6. Extensions of WGAN

a. WGAN-GP (Wasserstein GAN with Gradient Penalty)

Instead of weight clipping, WGAN-GP enforces the Lipschitz constraint using a gradient penalty:
[
L_{GP} = \lambda \cdot \mathbb{E}{\hat{x} \sim P{\hat{x}}} \left[ (|\nabla_{\hat{x}} C(\hat{x})|_2 – 1)^2 \right]
]
Where ( \hat{x} ) is a linear interpolation of real and fake samples.

Advantages:

Eliminates issues caused by weight clipping (e.g., reduced capacity of the critic).

7. Best Practices for WGAN Training

Use RMSProp or Adam:

RMSProp or Adam optimizers with a small learning rate (e.g., ( 5e-5 )) work well with WGAN.

Critic Updates:

Train the critic more frequently than the generator (( n_{\text{critic}} > 1 )).

Avoid Over-Clipping:

Excessive weight clipping reduces the capacity of the critic.
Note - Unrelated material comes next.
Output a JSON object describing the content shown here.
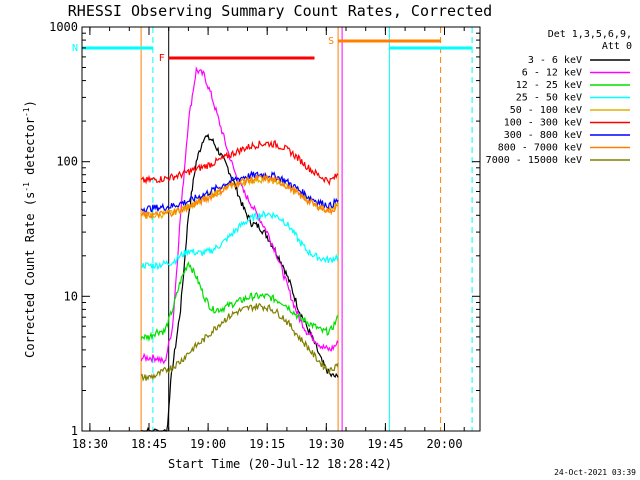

Consider WGAN-GP for improved performance.

Batch Size:

Use a sufficiently large batch size to improve gradient estimates.

8. Summary

Feature	Standard GAN	Wasserstein GAN
Loss Function	Jensen-Shannon Divergence	Wasserstein Distance
Critic Output	Probability (0 to 1)	Real-valued scalar
Stability	Unstable	Stable
Gradient Issues	Vanishing Gradients	Smoother Gradients
Mode Collapse	Frequent	Rare

Conclusion

Wasserstein GAN introduces fundamental improvements to GAN training by replacing the traditional loss function with the Wasserstein distance, stabilizing training and improving convergence. For more robust results, consider using WGAN-GP, which avoids the limitations of weight clipping.